Interestingly though, despite disapproving of the job that Obama is doing strongly, almost vehemently, I don't hate the guy, or anything close to it. I sometimes think that I should, with the damage that he has done, and continues to do, to this country. But I can't.

I can. I do.

I hate anyone who does purposeful harm. Even if they 'think' in their ideological purity that they are doing right they do harm, they are deserving of disdain and even hate when it becomes apparent, as in the case of Obama, they don't care. They don't care even about the enormity of the harm they are doing and they...Obama, his wife, his handlers and all of those who are enabling and profiting by the harm that is being done, deserve hatred.

Hatred at the very least.

Pastafarian said...

"Interestingly though, despite disapproving of the job that Obama is doing strongly, almost vehemently, I don't hate the guy, or anything close to it."

I know how you feel; I don't really hate him either -- YET.

Once his $24 trillion shopping spree bill comes due, and cap-and-tax and the "employee free choice act" finish off manufacturing in the US for good, I'll hate him. If he does as much damage as he's promised he will, I'll hate him (and his cohorts in congress, and his useful-idiot supporters) as much as I've ever hated anyone.

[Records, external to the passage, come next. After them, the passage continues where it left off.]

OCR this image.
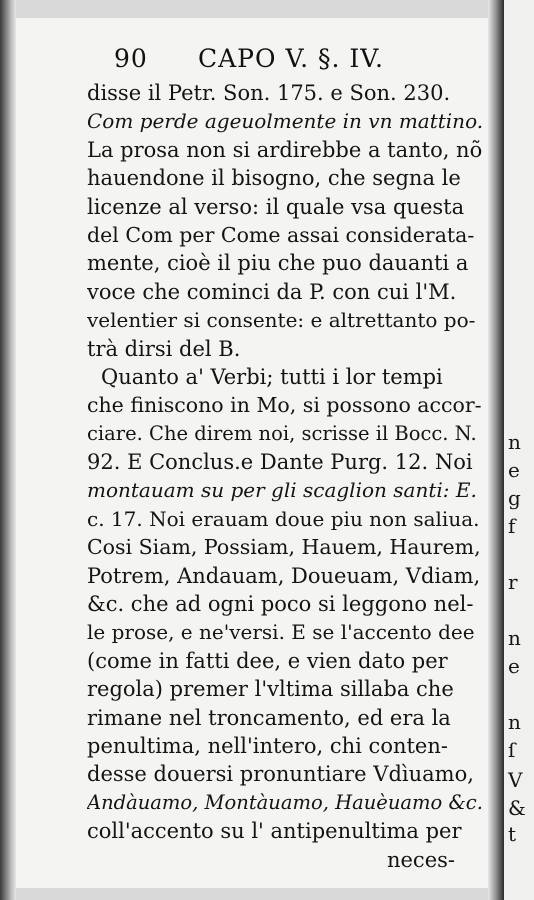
90 CAPO V. §. IV.
disse il Petr. Son. 175. e Son. 230.
Com perde ageuolmente in vn mattino.
La prosa non si ardirebbe a tanto, nõ
hauendone il bisogno, che segna le
licenze al verso: il quale vsa questa
del Com per Come assai considerata-
mente, cioè il piu che puo dauanti a
voce che cominci da P. con cui l'M.
velentier si consente: e altrettanto po-
trà dirsi del B.
Quanto a' Verbi; tutti i lor tempi
che finiscono in Mo, si possono accor-
ciare. Che direm noi, scrisse il Bocc. N.
92. E Conclus.e Dante Purg. 12. Noi
montauam su per gli scaglion santi: E.
c. 17. Noi erauam doue piu non saliua.
Cosi Siam, Possiam, Hauem, Haurem,
Potrem, Andauam, Doueuam, Vdiam,
&c. che ad ogni poco si leggono nel-
le prose, e ne'versi. E se l'accento dee
(come in fatti dee, e vien dato per
regola) premer l'vltima sillaba che
rimane nel troncamento, ed era la
penultima, nell'intero, chi conten-
desse douersi pronuntiare Vdìuamo,
Andàuamo, Montàuamo, Hauèuamo &c.
coll'accento su l' antipenultima per
neces-
n
e
g
f
r
n
e
n
ſ
V
&
t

These aren't just abstract theories he's peddling; a few ignorant assholes who have never run anything bigger than a lemonade stand are attempting to destroy and remake our entire economy to fit their half-ass undergrad Che Guevara fantasies. People's livelihoods are at stake; I actually worry about my children's future.

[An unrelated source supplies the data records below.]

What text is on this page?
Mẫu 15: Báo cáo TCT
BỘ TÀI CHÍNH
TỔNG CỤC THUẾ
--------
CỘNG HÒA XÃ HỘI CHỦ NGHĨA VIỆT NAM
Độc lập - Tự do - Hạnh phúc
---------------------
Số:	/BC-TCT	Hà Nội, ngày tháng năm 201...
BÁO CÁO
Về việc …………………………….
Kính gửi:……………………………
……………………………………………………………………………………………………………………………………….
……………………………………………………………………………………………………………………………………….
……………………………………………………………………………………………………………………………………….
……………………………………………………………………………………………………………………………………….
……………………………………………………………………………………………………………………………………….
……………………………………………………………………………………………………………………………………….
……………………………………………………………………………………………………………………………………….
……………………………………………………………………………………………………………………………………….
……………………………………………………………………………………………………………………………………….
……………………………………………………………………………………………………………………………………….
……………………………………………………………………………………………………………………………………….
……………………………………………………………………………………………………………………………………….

If that degree of arrogance and malice isn't worthy of pure white-hot hatred, I don't know what is.

You know what? I've changed my mind in mid-comment. I hate the son-of-a-bitch.

mariner said...

Bruce Hayden:
But, if either of the later bills passes and becomes law, we are highly likely to have a Republican House after 2010, and maybe even the Senate. And if they both pass and become law, I don't see the Democrats retaking power for a generation.


You have a touching faith in our electoral process that I no longer share.

Democrats have so thoroughly corrupted elections that I don't know if it will be possible to turn them out of office.

Der Hahn said...

Polarizing?

That word, I do not think it means what you think it means.

If the difference between Obama's strongly approve and strongly disapprove number was small, then maybe you could say people loved him or hated him.

It's not small and it keeps growing.

downtownlad said...

Prediction: For Obama's entire Presidency, Ann will never quote a non-Rasmussen poll when it comes to Obama's approval rating.

That can go for the past as well - she has yet to quote a non-Rasmussen poll.

downtownlad said...

Just like Ann has failed to mention anything about the Dow Jones industrial Average since it was in the 6000's.

raf said...

I can't believe you guys don't understand this: OBAMA IS NOT POLARIZING.

The 40% of the people who disapprove of him are the ones who are polarizing. If only it weren't for them, we could all get along.

Invisible Man said...

Let's not beat around the Bush. The people who hate Obama, hated him day one with little to go by other than that he's a Democrat and his name is funny. The case of ODS is so far stronger than what we saw about BDS that it isn't funny. Just reading this site and watching how unhinged from reality the ODS'ers is example enough. He's a Muslim, He's a Socilaist, He's Hitler, He wants to kill your Grandma, He wants to force abortions. There is no charge that the ODS'ers won't jump on. Nothing but hate fuels some of these people.